A Justiça do Piauí anulou o concurso público realizado pela Prefeitura de Bom Princípio do Piauí em 2017, regido pelo Edital nº 01/2016 e organizado pela empresa Água Marinha Consultoria e Projetos Ltda na gestão do prefeito Apolinário Moraes. A decisão foi proferida pelo juiz Caio Emanuel Severiano Santos e Sousa, da Vara Única da Comarca de Buriti dos Lopes, em ação civil pública ajuizada pelo Ministério Público do Estado. A sentença foi assinada em 26 de junho e afastou a aplicação de sanções por improbidade administrativa, mas reconheceu a existência de irregularidades que comprometeram a legalidade e a lisura do certame, determinando a nulidade do concurso.
Na ação, o Ministério Público sustentou que, após a realização das provas, surgiram denúncias sobre diversas irregularidades, como o pagamento das taxas de inscrição em conta da empresa organizadora, aplicação de provas em pátio de escola, repetição de questões em provas aplicadas em turnos distintos, ausência de identificação adequada dos cartões-resposta e aprovação ou classificação de vereadores, parentes do então gestor municipal, secretários e ex-secretários. O órgão também informou que, durante a investigação, foram juntados aos autos documentos produzidos pelo Grupo de Repressão ao Crime Organizado (GRECO), obtidos em operação policial.
Ao analisar o processo, o magistrado concluiu que não era possível aplicar as penalidades previstas na Lei de Improbidade Administrativa porque a ação foi proposta apenas contra o Município de Bom Princípio do Piauí e a empresa responsável pela organização do concurso, sem a inclusão de agentes públicos individualmente apontados como autores de condutas dolosas.

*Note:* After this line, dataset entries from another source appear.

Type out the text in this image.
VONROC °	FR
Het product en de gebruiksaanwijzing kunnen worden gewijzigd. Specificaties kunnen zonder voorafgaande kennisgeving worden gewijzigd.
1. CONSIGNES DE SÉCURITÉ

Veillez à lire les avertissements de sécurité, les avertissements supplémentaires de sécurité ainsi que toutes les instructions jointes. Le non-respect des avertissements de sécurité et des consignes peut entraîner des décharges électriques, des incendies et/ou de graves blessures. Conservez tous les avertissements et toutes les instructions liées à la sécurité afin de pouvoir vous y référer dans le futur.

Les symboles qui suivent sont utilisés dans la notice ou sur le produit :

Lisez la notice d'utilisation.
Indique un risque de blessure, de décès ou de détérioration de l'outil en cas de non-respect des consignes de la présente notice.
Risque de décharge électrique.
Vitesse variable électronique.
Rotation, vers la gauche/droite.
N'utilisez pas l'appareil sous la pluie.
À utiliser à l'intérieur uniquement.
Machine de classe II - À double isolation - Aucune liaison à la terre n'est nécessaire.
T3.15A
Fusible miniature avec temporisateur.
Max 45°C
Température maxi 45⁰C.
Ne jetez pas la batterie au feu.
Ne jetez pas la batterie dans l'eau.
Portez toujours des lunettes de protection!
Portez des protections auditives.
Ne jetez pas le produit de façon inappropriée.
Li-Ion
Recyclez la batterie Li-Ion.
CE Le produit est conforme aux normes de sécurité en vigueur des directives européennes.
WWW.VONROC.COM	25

O juiz destacou que a legislação passou a exigir a demonstração de dolo para a configuração de atos de improbidade e que, na forma como a ação foi proposta, não havia respaldo jurídico para impor sanções como multa civil, perda da função pública, suspensão de direitos políticos ou proibição de contratar com o poder público.
Apesar disso, a sentença registrou que a ausência de condenação por improbidade não impedia o controle da legalidade do concurso. Entre os elementos considerados pelo juiz está o relatório elaborado pelo GRECO após mandados de busca e apreensão cumpridos em dezembro de 2017. Segundo o documento, os cartões-resposta permitiam que os próprios candidatos preenchessem nome, RG, CPF, cargo e assinatura, sem qualquer identificação impressa previamente que vinculasse o documento ao participante. O relatório classificou essa característica como uma "falha essencial", por facilitar eventual fraude e comprometer a rastreabilidade das folhas de resposta utilizadas na correção das provas.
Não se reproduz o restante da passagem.